At What Cost? Globalization and Its Impact on Factory Safety

  • By admin
  • · January 9, 2008

David Barboza, a Shanghai-based NYTimes correspondent, wrote an eye-opening piece in last week’s Business section about the continued plight of sweatshop workers in China. He describes how even big U.S. corporations like Wal-Mart and Disney, often herladed as paradigms of social compliance, face difficulties keeping track of their supply chains.

In the article, Barboza shares a memorable excerpt from a National Labor Committee report that says, “At Wal-Mart, Christmas ornaments are cheap, and so are the lives of the young workers in China who make them.” Many NGOs, like the NLC, are publishing such honest and scathing reports to raise awareness of the hazardous labor conditions that persist in factories today. While there has been progress, the field of social compliance is a young one – just over a decade old – and further improvements must still be made. In one of my recent conversations with the social compliance director at a major American apparel company, she told me how some factories train their child laborers to hide when they hear a special kind of music as it signals an impending audit visit. Sadly, subversive tactics by factories are becoming increasingly commonplace. Bribery, inexperienced auditors, political leniency, and lack of standardization are just a handful of dilemmas that need to be better addressed for things to change. When they are, the tide will hopefully turn on anonymous factories and their abuse of workers.

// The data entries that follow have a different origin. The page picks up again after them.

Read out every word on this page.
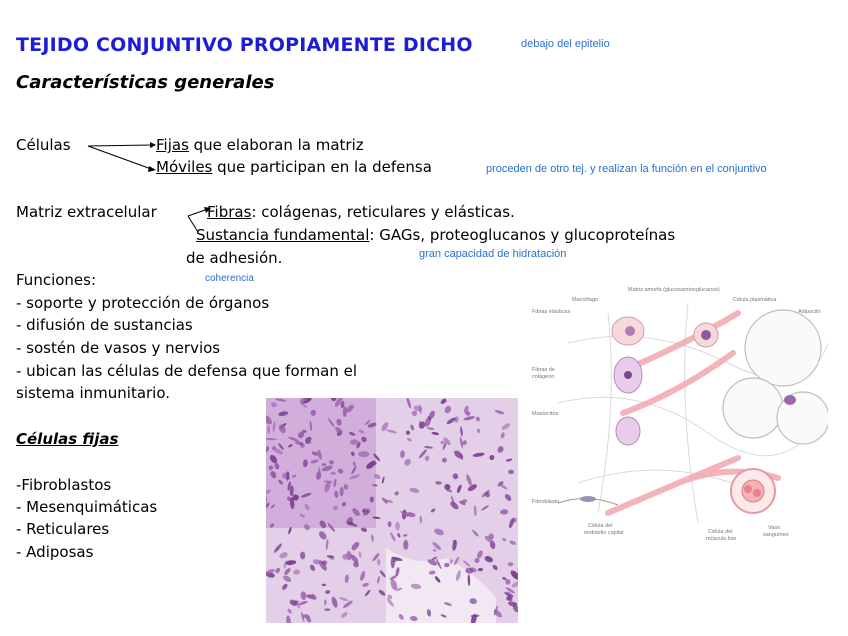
TEJIDO CONJUNTIVO PROPIAMENTE DICHO	debajo del epitelio
Características generales
Células	Fijas que elaboran la matriz
Móviles que participan en la defensa	proceden de otro tej. y realizan la función en el conjuntivo
Matriz extracelular	Fibras: colágenas, reticulares y elásticas.
Sustancia fundamental: GAGs, proteoglucanos y glucoproteínas
de adhesión.	gran capacidad de hidratación
Funciones:	coherencia
- soporte y protección de órganos
- difusión de sustancias
- sostén de vasos y nervios
- ubican las células de defensa que forman el
sistema inmunitario.
Células fijas
-Fibroblastos
- Mesenquimáticas
- Reticulares
- Adiposas
Macrófago
Matriz amorfa (glucosaminoglucanos)
Célula plasmática
Fibras elásticas	Adipocito
Fibras de
colágeno
Mastocitos
Fibroblasto
Célula del
endotelio capilar	Célula del
músculo liso
Vaso
sanguíneo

Barboza ends his article on a somewhat disconcerting note. He affirms that some compliance problems Western companies can never solve and so the solution may simply be to leave China. Not necessarily. Nobody can deny the growing need for businesses to source their products overseas and nobody can deny the integral role that China plays here. For Western companies it is their responsibility to continue pushing back on shady suppliers. If this means being more transparent in information sharing about blacklisted factories with the public, so be it. Only then will factories start feeling the pressure to amend their seemingly complacent attitude towards social compliance. After all, nobody wants a repeat of last year’s Gap fiasco in India.